Dynamodb batch delete based on sort key pattern


I have a DynamoDB table with the following structure:

sk             |  pk
---------------|-----
1#2023-12-01   |  abv
1#2023-12-02   |  abv
1#2023-12-03   |  abv
1#2023-12-04   |  abv
1#2023-12-05   |  abv
2#2023-12-01   |  abv
2#2023-12-02   |  abv
2#2023-12-03   |  abv
2#2023-12-04   |  abv
2#2023-12-05   |  abv
...
20#2023-12-11  |  abv
20#2023-12-12  |  abv
20#2023-12-12  |  abv

Now, I want to perform a batch delete operation on this table where pk = 'abv' and sk represents a dynamic integer between 1 and 30, followed by a literal # and then date part YYYY-MM-DD which have to less than the current date(assuming current date is 2023-12-12). Essentially, I want to remove all items where the date is less than 1-30#2023-12-12. So after the delete operation on the table, the final table should only contain items like:

sk             |  pk
---------------|-----
20#2023-12-12  |  abv
20#2023-12-12  |  abv

How can I achieve this in DynamoDB using a batch delete operation? Any guidance on constructing the batch delete request or any other optimized way to code it?. I am thinking this, but I am not a fan of the scan() operation of Dynamodb.

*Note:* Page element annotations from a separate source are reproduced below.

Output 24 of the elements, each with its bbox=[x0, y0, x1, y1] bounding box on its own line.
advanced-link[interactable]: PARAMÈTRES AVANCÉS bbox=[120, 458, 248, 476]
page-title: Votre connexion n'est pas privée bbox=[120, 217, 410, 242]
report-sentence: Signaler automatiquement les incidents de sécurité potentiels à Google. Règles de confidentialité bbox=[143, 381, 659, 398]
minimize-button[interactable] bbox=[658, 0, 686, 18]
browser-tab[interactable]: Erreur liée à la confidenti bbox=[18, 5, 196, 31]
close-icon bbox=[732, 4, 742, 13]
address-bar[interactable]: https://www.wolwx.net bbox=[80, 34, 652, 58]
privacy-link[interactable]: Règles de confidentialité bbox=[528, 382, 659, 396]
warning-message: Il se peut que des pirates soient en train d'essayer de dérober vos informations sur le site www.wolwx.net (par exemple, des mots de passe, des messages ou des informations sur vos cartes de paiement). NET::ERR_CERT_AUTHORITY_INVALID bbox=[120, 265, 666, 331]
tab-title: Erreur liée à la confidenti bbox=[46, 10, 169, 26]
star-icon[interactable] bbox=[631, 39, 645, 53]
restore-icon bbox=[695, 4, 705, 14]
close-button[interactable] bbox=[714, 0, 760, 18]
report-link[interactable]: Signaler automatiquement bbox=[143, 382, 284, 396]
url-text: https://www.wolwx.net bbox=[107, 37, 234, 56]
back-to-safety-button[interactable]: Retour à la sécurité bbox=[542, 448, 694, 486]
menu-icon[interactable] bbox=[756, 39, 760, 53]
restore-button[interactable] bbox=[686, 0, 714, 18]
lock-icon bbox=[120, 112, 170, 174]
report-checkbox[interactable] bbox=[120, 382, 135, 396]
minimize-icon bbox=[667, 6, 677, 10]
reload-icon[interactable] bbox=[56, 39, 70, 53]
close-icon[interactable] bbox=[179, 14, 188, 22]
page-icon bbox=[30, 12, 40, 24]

from datetime import datetime, timedelta
from typing import Dict, List
class Dynamodb:

    def batch_delete_old_data(self, pk: str):
        try:
            # Calculate the date to keep (e.g., today's date)
            date_to_keep = datetime.now().strftime('%Y-%m-%d')

            # Scan for all items with the specified pk
            response = self._table.scan(
                FilterExpression=Key('pk').eq(pk)
            )

            items_to_delete = [{'pk': item['pk'], 'sk': item['sk']} for item in response.get('Items', [])
                               if self.extract_date_part(item['sk']) < date_to_keep]

            with self._table.batch_writer() as batch:
                for item in items_to_delete:
                    batch.delete_item(Key=item)

            return {"message": "Old data cleanup successful"}

        except Exception as e:
            # Handle errors appropriately
            raise Exception(f"Error: {str(e)}")

    @staticmethod
    def extract_date_part(sk: str) -> str:
        # Extract the date part from the sk, assuming format "prefix#date"
        return sk.split('#')[-1] if '#' in sk else sk


Solution

  • It's not clear if you had an item with sort key 20#2023-12-02 would it also maintain to exist after the deletion? If so: You'll need to execute N Query requests to obtain the items you needs.

    If not: What you are trying to achieve is a range delete, which is not supported in DynamoDB.

    To achieve your use-case you must first Query to retrieve all of the items where SK between X and Y. So instead of Scan use Query which will be more optimal .

    With the results, loop through a BatchWrite deleting 25 items per batch. Or as you use batch writer, you can pass the entire result set and it'll chunk into 25 automatically.